Sem citar diretamente a declaração de Motta, a deputada federal e presidenta nacional do Partido dos Trabalhadores (PT), Gleisi Hoffmann, se manifestou nas redes sociais.

“É simplesmente descabido votar essa matéria na Câmara. Não se trata de atender o objetivo político deste ou daquele partido, mas de defender a democracia, respeitar e cumprir a decisão da Justiça sobre os ataques aos Três Poderes.

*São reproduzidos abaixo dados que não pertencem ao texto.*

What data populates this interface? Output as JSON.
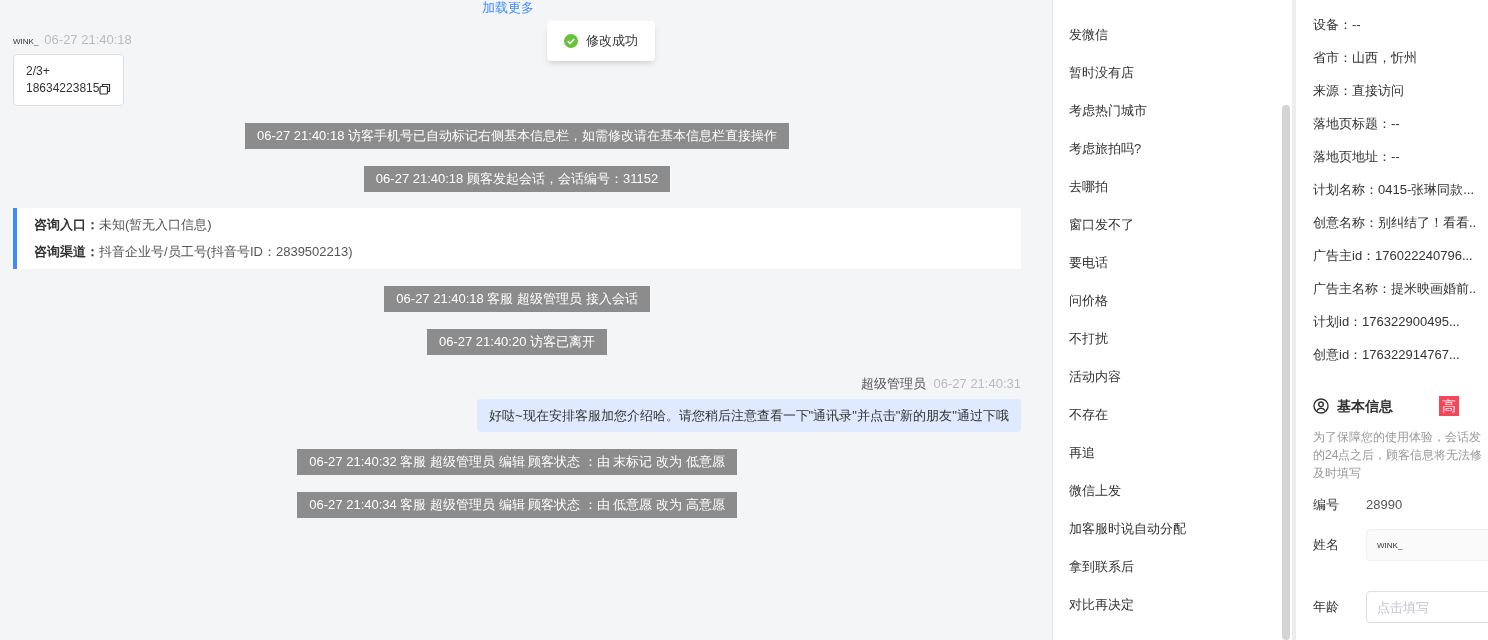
{
  "chat": {
    "load_more": "加载更多",
    "messages": [
      {
        "kind": "visitor",
        "sender": "WINK_",
        "time": "06-27 21:40:18",
        "lines": [
          "2/3+",
          "18634223815"
        ]
      },
      {
        "kind": "system",
        "text": "06-27 21:40:18 访客手机号已自动标记右侧基本信息栏，如需修改请在基本信息栏直接操作"
      },
      {
        "kind": "system",
        "text": "06-27 21:40:18 顾客发起会话，会话编号：31152"
      },
      {
        "kind": "info",
        "rows": [
          {
            "label": "咨询入口：",
            "value": "未知(暂无入口信息)"
          },
          {
            "label": "咨询渠道：",
            "value": "抖音企业号/员工号(抖音号ID：2839502213)"
          }
        ]
      },
      {
        "kind": "system",
        "text": "06-27 21:40:18 客服 超级管理员 接入会话"
      },
      {
        "kind": "system",
        "text": "06-27 21:40:20 访客已离开"
      },
      {
        "kind": "agent",
        "sender": "超级管理员",
        "time": "06-27 21:40:31",
        "text": "好哒~现在安排客服加您介绍哈。请您稍后注意查看一下\"通讯录\"并点击\"新的朋友\"通过下哦"
      },
      {
        "kind": "system",
        "text": "06-27 21:40:32 客服 超级管理员 编辑 顾客状态 ：由 末标记 改为 低意愿"
      },
      {
        "kind": "system",
        "text": "06-27 21:40:34 客服 超级管理员 编辑 顾客状态 ：由 低意愿 改为 高意愿"
      }
    ]
  },
  "toast": {
    "text": "修改成功"
  },
  "quick_replies": [
    "发微信",
    "暂时没有店",
    "考虑热门城市",
    "考虑旅拍吗?",
    "去哪拍",
    "窗口发不了",
    "要电话",
    "问价格",
    "不打扰",
    "活动内容",
    "不存在",
    "再追",
    "微信上发",
    "加客服时说自动分配",
    "拿到联系后",
    "对比再决定"
  ],
  "visitor_details": [
    "设备：--",
    "省市：山西，忻州",
    "来源：直接访问",
    "落地页标题：--",
    "落地页地址：--",
    "计划名称：0415-张琳同款...",
    "创意名称：别纠结了！看看..",
    "广告主id：176022240796...",
    "广告主名称：提米映画婚前..",
    "计划id：176322900495...",
    "创意id：176322914767..."
  ],
  "basic_info": {
    "title": "基本信息",
    "badge": "高",
    "notice": [
      "为了保障您的使用体验，会话发",
      "的24点之后，顾客信息将无法修",
      "及时填写"
    ],
    "fields": [
      {
        "kind": "text",
        "label": "编号",
        "value": "28990"
      },
      {
        "kind": "input",
        "label": "姓名",
        "value": "WINK_"
      },
      {
        "kind": "input",
        "label": "年龄",
        "placeholder": "点击填写"
      }
    ]
  }
}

É sem anistia!”, publicou Hoffmann nesta sexta-feira (7).

Já o deputado federal Lindbergh Farias (PT-RJ) enfatizou que o “8 de janeiro foi uma tentativa de golpe”. Em vídeo divulgado nas redes, o deputado afirmou que a depredação das sedes dos Três Poderes não foi um fato isolado e está interligado com a minuta do golpe e as reuniões de Jair Bolsonaro com chefes militares.

“Tinha um plano de assassinar Alexandre de Moraes, Lula e Alckmin. Era tudo uma tentativa de golpe. O 8 de janeiro foi a última tentativa deles”, colocou. “Os comandantes do Exército e da Aeronáutica não toparam, mas o da Marinha topou”, completou Farias.

A senadora Eliziane Gama (PSD-MA), relatora da CPMI do 8 de Janeiro, também se manifestou criticando a posição de Motta.

“Posso atestar categoricamente: após cinco meses de investigação, de receber centenas de documentos e de ouvir dezenas de testemunhas, houve tentativa de golpe e o responsável por liderar esses ataques tem nome e sobrenome. É Jair Messias Bolsonaro”, disse.

Bolsonaro reverencia posição de Hugo Motta

A fala de Motta negando o teor golpista dos atos de 8 de janeiro contradiz sua posição logo após assumir o comando da Câmara, ao dizer que o PL da Anistia seria tratado com “a maior imparcialidade possível” por ser o que “mais divide” a Câmara.

Após a declaração, Jair Bolsonaro (PL) disse estar orgulhoso da decisão do presidente da Câmara de discutir o projeto. O ex-chefe do Executivo disse, em nota, que Motta assumiu o comando em “boa hora” e o chamou de “cabra da peste”.

“Essa pauta humanitária faz alegrar os nossos corações. Tenho conversado com parlamentares de outros partidos e todos comungam do mesmo sentimento. Orgulho ainda do jovem Hugo Motta, cabra da peste, que em boa hora assumiu a presidência da nossa Câmara dos Deputados”, declarou Bolsonaro.

O deputado federal Ivan Valente (Psol-SP) ironizou a declaração do ex-presidente ao classificar a anistia como uma “pauta humanitária”. “Quer enganar quem se fazendo de vítima? Na pandemia, sua “ação humanitária” foi negar vacina e levar milhares de pessoas à morte. Depois roubou joias e tentou golpe de Estado. Vai pra cadeia!”, declarou Valente.